В добавку к кукурузе взяла армянского чая с травами и пошла к тандыру за таджикскими лепёшками и пирогами. Делает их одна приезжая семья на улице Тараса Шевченко – обычный двор, во дворе пекарня, совмещённая с лавкой. Пока ждёшь свою лепёшку, смотришь, как пекут новый хлеб, перебрасываешься с хозяевами несколькими словами – они всегда радушные, улыбаются, советуют, что взять.

Когда мой сын ходил в детский сад, их повели в эту тандырную на экскурсию – бесплатно накормили, повеселили, и с тех пор он часто тянул меня за горячим пышным лавашом. Однажды попали на момент, когда работники обсуждали, какая мазь лучше помогает от ожогов: после смены у печи хочешь-не хочешь, но пару волдырей заработаешь. Ребёнок, тогда ему было лет пять, растрогался до слёз и попросил «заказать в Москве» лучшую в мире мазь от ожогов.

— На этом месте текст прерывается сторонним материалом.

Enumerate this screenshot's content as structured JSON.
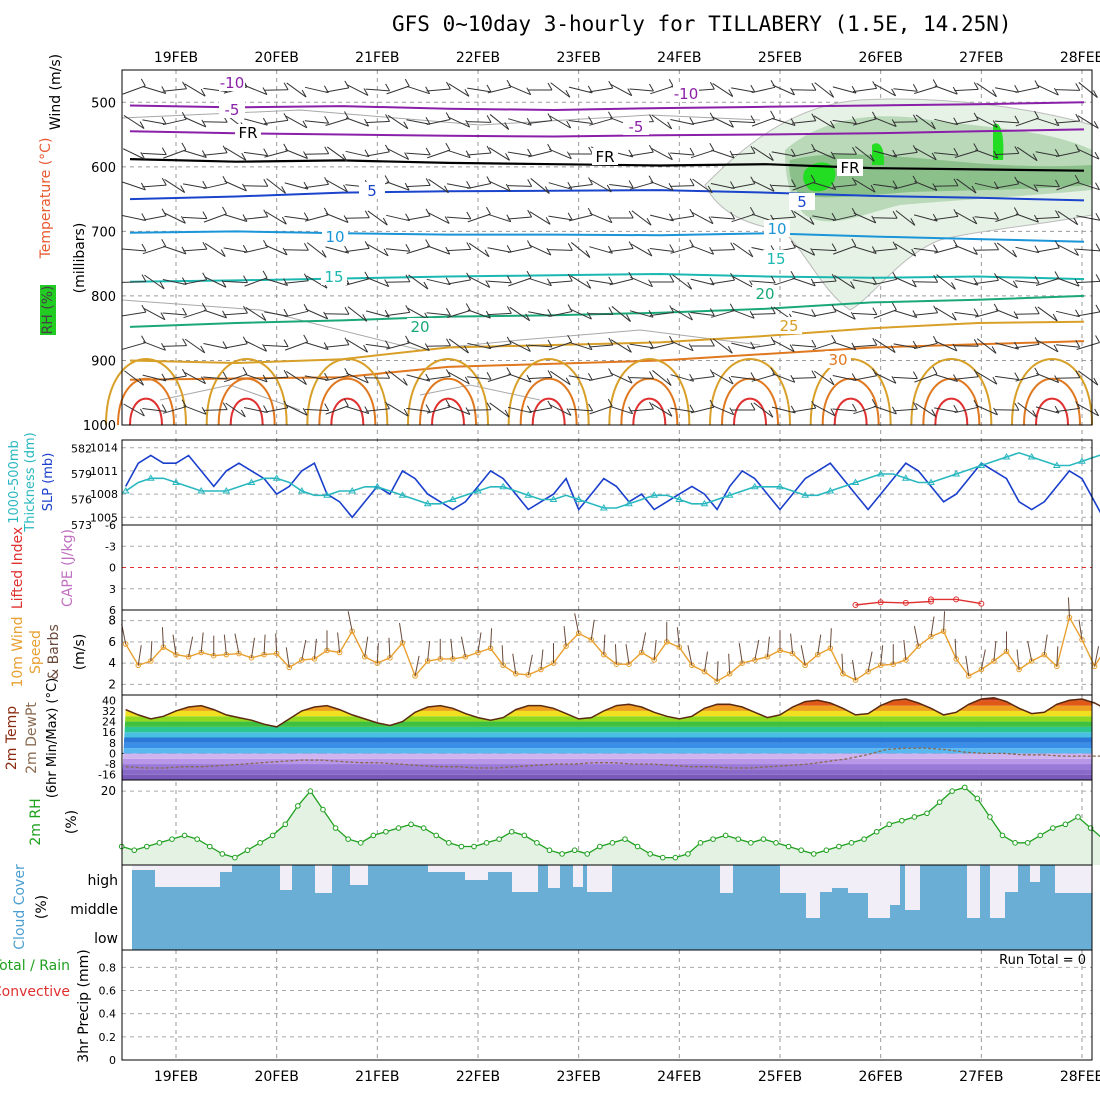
{
  "title": "GFS 0~10day 3-hourly for TILLABERY (1.5E, 14.25N)",
  "dates": [
    "19FEB",
    "20FEB",
    "21FEB",
    "22FEB",
    "23FEB",
    "24FEB",
    "25FEB",
    "26FEB",
    "27FEB",
    "28FEB"
  ],
  "chart_data": [
    {
      "type": "line",
      "panel": "pressure-cross-section",
      "ylabels": [
        "Wind (m/s)",
        "Temperature (°C)",
        "RH (%)",
        "(millibars)"
      ],
      "yticks": [
        500,
        600,
        700,
        800,
        900,
        1000
      ],
      "ylim": [
        1000,
        450
      ],
      "x": [
        "19FEB",
        "20FEB",
        "21FEB",
        "22FEB",
        "23FEB",
        "24FEB",
        "25FEB",
        "26FEB",
        "27FEB",
        "28FEB"
      ],
      "isotherm_labels": [
        {
          "value": "-10",
          "color": "#8a1fa8"
        },
        {
          "value": "-10",
          "color": "#8a1fa8"
        },
        {
          "value": "-5",
          "color": "#8a1fa8"
        },
        {
          "value": "-5",
          "color": "#8a1fa8"
        },
        {
          "value": "FR",
          "color": "#000000"
        },
        {
          "value": "FR",
          "color": "#000000"
        },
        {
          "value": "FR",
          "color": "#000000"
        },
        {
          "value": "5",
          "color": "#1a44cc"
        },
        {
          "value": "5",
          "color": "#1a44cc"
        },
        {
          "value": "10",
          "color": "#1a95d8"
        },
        {
          "value": "10",
          "color": "#1a95d8"
        },
        {
          "value": "15",
          "color": "#1ab8b0"
        },
        {
          "value": "15",
          "color": "#1ab8b0"
        },
        {
          "value": "20",
          "color": "#1aa878"
        },
        {
          "value": "20",
          "color": "#1aa878"
        },
        {
          "value": "25",
          "color": "#d8a028"
        },
        {
          "value": "30",
          "color": "#e07820"
        }
      ],
      "series": [
        {
          "value": -10,
          "color": "#8a1fa8",
          "pressure": [
            505,
            508,
            506,
            510,
            512,
            509,
            507,
            505,
            503,
            500
          ]
        },
        {
          "value": -5,
          "color": "#8a1fa8",
          "pressure": [
            545,
            548,
            550,
            552,
            553,
            551,
            550,
            548,
            545,
            542
          ]
        },
        {
          "value": 0,
          "color": "#000000",
          "pressure": [
            588,
            592,
            590,
            594,
            596,
            598,
            596,
            602,
            604,
            606
          ]
        },
        {
          "value": 5,
          "color": "#1a44cc",
          "pressure": [
            650,
            646,
            640,
            638,
            637,
            636,
            640,
            645,
            648,
            652
          ]
        },
        {
          "value": 10,
          "color": "#1a95d8",
          "pressure": [
            702,
            700,
            703,
            705,
            705,
            706,
            703,
            708,
            712,
            716
          ]
        },
        {
          "value": 15,
          "color": "#1ab8b0",
          "pressure": [
            778,
            776,
            773,
            770,
            768,
            766,
            770,
            772,
            770,
            774
          ]
        },
        {
          "value": 20,
          "color": "#1aa878",
          "pressure": [
            848,
            842,
            838,
            832,
            830,
            826,
            820,
            810,
            806,
            800
          ]
        },
        {
          "value": 25,
          "color": "#d8a028",
          "pressure": [
            900,
            904,
            898,
            880,
            876,
            872,
            862,
            850,
            842,
            840
          ]
        },
        {
          "value": 30,
          "color": "#e07820",
          "pressure": [
            930,
            928,
            926,
            910,
            905,
            900,
            890,
            880,
            875,
            870
          ]
        }
      ]
    },
    {
      "type": "line",
      "panel": "thickness-slp",
      "ylabels": [
        "1000-500mb",
        "Thickness (dm)",
        "SLP (mb)"
      ],
      "yticks_left": [
        573,
        576,
        579,
        582
      ],
      "yticks_right": [
        1005,
        1008,
        1011,
        1014
      ],
      "series": [
        {
          "name": "SLP (mb)",
          "color": "#1a3fcc",
          "axis": "right",
          "values": [
            1009,
            1012,
            1013,
            1012,
            1012,
            1013,
            1011,
            1009,
            1011,
            1012,
            1011,
            1010,
            1008,
            1009,
            1011,
            1012,
            1008,
            1007,
            1005,
            1007,
            1009,
            1008,
            1011,
            1010,
            1008,
            1007,
            1006,
            1007,
            1009,
            1011,
            1010,
            1008,
            1006,
            1007,
            1008,
            1010,
            1006,
            1008,
            1010,
            1009,
            1007,
            1008,
            1006,
            1007,
            1008,
            1009,
            1008,
            1006,
            1009,
            1011,
            1010,
            1008,
            1006,
            1008,
            1010,
            1011,
            1012,
            1010,
            1008,
            1006,
            1008,
            1010,
            1012,
            1011,
            1009,
            1007,
            1008,
            1010,
            1012,
            1011,
            1010,
            1007,
            1006,
            1007,
            1009,
            1011,
            1010,
            1007,
            1004,
            1005,
            1006,
            1007
          ]
        },
        {
          "name": "Thickness (dm)",
          "color": "#2ab8c0",
          "axis": "left",
          "values": [
            577,
            578,
            578.5,
            578.5,
            578,
            577.5,
            577,
            577,
            577,
            577.5,
            578,
            578.5,
            578.5,
            578,
            577,
            576.5,
            576.5,
            577,
            577,
            577.5,
            577.5,
            577,
            576.5,
            576,
            575.5,
            575.5,
            576,
            576.5,
            577,
            577.5,
            577.5,
            577,
            576.5,
            576,
            576,
            576.5,
            576,
            575.5,
            575,
            575,
            575.5,
            576,
            576.5,
            576.5,
            576,
            575.5,
            575.5,
            576,
            576.5,
            577,
            577.5,
            577.5,
            577.5,
            577,
            576.5,
            576.5,
            577,
            577.5,
            578,
            578.5,
            579,
            579,
            578.5,
            578,
            578,
            578.5,
            579,
            579.5,
            580,
            580.5,
            581,
            581.5,
            581,
            580.5,
            580,
            580,
            580.5,
            581,
            581.5,
            582,
            582,
            582,
            581.5,
            581
          ]
        }
      ]
    },
    {
      "type": "line",
      "panel": "lifted-index-cape",
      "ylabels": [
        "Lifted Index",
        "CAPE (J/kg)"
      ],
      "yticks": [
        "-6",
        "-3",
        "0",
        "3",
        "6"
      ],
      "ylim": [
        -6,
        6
      ],
      "series": [
        {
          "name": "Lifted Index",
          "color": "#e03030",
          "segments": [
            {
              "x": [
                "25FEB18",
                "26FEB00",
                "26FEB06",
                "26FEB12"
              ],
              "values": [
                5.3,
                4.9,
                5.0,
                4.8
              ]
            },
            {
              "x": [
                "26FEB12",
                "26FEB18",
                "27FEB00"
              ],
              "values": [
                4.5,
                4.5,
                5.1
              ]
            }
          ]
        }
      ]
    },
    {
      "type": "line",
      "panel": "wind",
      "ylabels": [
        "10m Wind",
        "Speed",
        "& Barbs",
        "(m/s)"
      ],
      "yticks": [
        2,
        4,
        6,
        8
      ],
      "ylim": [
        1,
        9
      ],
      "series": [
        {
          "name": "10m Wind Speed",
          "color": "#e8a030",
          "values": [
            5.8,
            3.8,
            4.2,
            5.5,
            4.8,
            4.6,
            5.0,
            4.7,
            4.8,
            4.9,
            4.5,
            4.8,
            4.9,
            3.6,
            4.3,
            4.4,
            5.2,
            5.0,
            7.0,
            4.6,
            4.0,
            4.5,
            5.9,
            2.8,
            4.2,
            4.4,
            4.4,
            4.6,
            5.0,
            5.4,
            3.8,
            3.0,
            2.9,
            3.4,
            4.0,
            5.6,
            6.8,
            6.2,
            4.8,
            3.9,
            3.9,
            5.0,
            4.3,
            6.0,
            5.5,
            3.8,
            3.2,
            2.3,
            3.0,
            4.0,
            4.3,
            4.6,
            5.2,
            4.9,
            3.8,
            4.8,
            5.4,
            3.0,
            2.4,
            3.2,
            3.8,
            3.9,
            4.3,
            5.6,
            6.5,
            7.0,
            4.4,
            2.8,
            3.4,
            4.2,
            5.1,
            3.4,
            4.2,
            4.8,
            3.7,
            8.3,
            6.2,
            3.7,
            5.6,
            4.5,
            3.5,
            4.2
          ]
        }
      ]
    },
    {
      "type": "area",
      "panel": "temperature",
      "ylabels": [
        "2m Temp",
        "2m DewPt",
        "(6hr Min/Max) (°C)"
      ],
      "yticks": [
        -16,
        -8,
        0,
        8,
        16,
        24,
        32,
        40
      ],
      "ylim": [
        -20,
        44
      ],
      "series": [
        {
          "name": "2m Temp",
          "color": "#7a2a10",
          "values": [
            33,
            29,
            26,
            28,
            32,
            35,
            36,
            33,
            29,
            27,
            25,
            22,
            20,
            26,
            32,
            35,
            36,
            33,
            29,
            26,
            23,
            21,
            24,
            31,
            35,
            36,
            34,
            30,
            27,
            25,
            27,
            33,
            36,
            36,
            34,
            30,
            26,
            27,
            32,
            36,
            37,
            35,
            31,
            28,
            26,
            28,
            34,
            37,
            37,
            35,
            31,
            27,
            29,
            35,
            39,
            40,
            38,
            34,
            29,
            30,
            36,
            40,
            41,
            38,
            34,
            29,
            31,
            37,
            41,
            42,
            39,
            34,
            30,
            31,
            37,
            40,
            41,
            38,
            33,
            28,
            27,
            26
          ]
        },
        {
          "name": "2m DewPt",
          "color": "#8a6a50",
          "dashed": true,
          "values": [
            -10,
            -11,
            -11,
            -10,
            -10,
            -9,
            -8,
            -7,
            -6,
            -5,
            -5,
            -6,
            -7,
            -7,
            -8,
            -9,
            -10,
            -10,
            -11,
            -11,
            -10,
            -9,
            -8,
            -8,
            -7,
            -7,
            -8,
            -8,
            -9,
            -10,
            -10,
            -11,
            -11,
            -10,
            -9,
            -8,
            -6,
            -4,
            -1,
            3,
            4,
            4,
            3,
            1,
            0,
            0,
            -1,
            -1,
            -2,
            -2,
            -2,
            -3,
            -3,
            -2
          ]
        }
      ]
    },
    {
      "type": "line",
      "panel": "rh",
      "ylabels": [
        "2m RH",
        "(%)"
      ],
      "yticks": [
        20
      ],
      "ylim": [
        0,
        23
      ],
      "series": [
        {
          "name": "2m RH",
          "color": "#20a020",
          "values": [
            5,
            4,
            5,
            6,
            7,
            8,
            7,
            5,
            3,
            2,
            4,
            6,
            8,
            11,
            16,
            20,
            15,
            10,
            7,
            6,
            8,
            9,
            10,
            11,
            10,
            8,
            6,
            5,
            5,
            6,
            7,
            9,
            8,
            6,
            4,
            3,
            4,
            3,
            5,
            6,
            7,
            5,
            3,
            2,
            2,
            3,
            6,
            7,
            8,
            7,
            6,
            7,
            6,
            5,
            4,
            3,
            4,
            5,
            6,
            7,
            9,
            11,
            12,
            13,
            14,
            17,
            20,
            21,
            18,
            13,
            8,
            6,
            6,
            8,
            10,
            11,
            13,
            10,
            7,
            6,
            5,
            7,
            8,
            8,
            10
          ]
        }
      ]
    },
    {
      "type": "bar",
      "panel": "cloud-cover",
      "ylabels": [
        "Cloud Cover",
        "(%)"
      ],
      "levels": [
        "high",
        "middle",
        "low"
      ]
    },
    {
      "type": "bar",
      "panel": "precip",
      "ylabels": [
        "Total / Rain",
        "Convective",
        "3hr Precip (mm)"
      ],
      "yticks": [
        "0",
        "0.2",
        "0.4",
        "0.6",
        "0.8"
      ],
      "ylim": [
        0,
        0.95
      ],
      "run_total": "Run Total = 0"
    }
  ]
}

В тот день да и потом мы много говорили о вечном, о том, что останется всегда. Телефоны, компьютеры, электрические самокаты – всё это поменяется, станет немодным и ненужным. А лепёшки из тандыра останутся. И мёд. И хорошее копчёное мясо. И живая рыба, которую я купила на осенней ярмарке и дома превратила в корейское блюдо хе. Ну, и люди останутся – армяне, корейцы, ассирийцы, дагестанцы, украинцы, русские, казаки. И через сто лет, и через триста они будут хранить свою самобытность. Во всяком случае, у нас на Дону, где незнакомой даме незазорно сказать в глаза, что такая крепкая казачка, как она, просто обязана дотащить до дома крупную рыбу. И казачка не обидится, даже если и не казачка она вовсе, а так – помесь русских, украинских и калмыцких кровей.

P.S. Ценник прогулки вышел в 937 рублей. Почти билет в театр.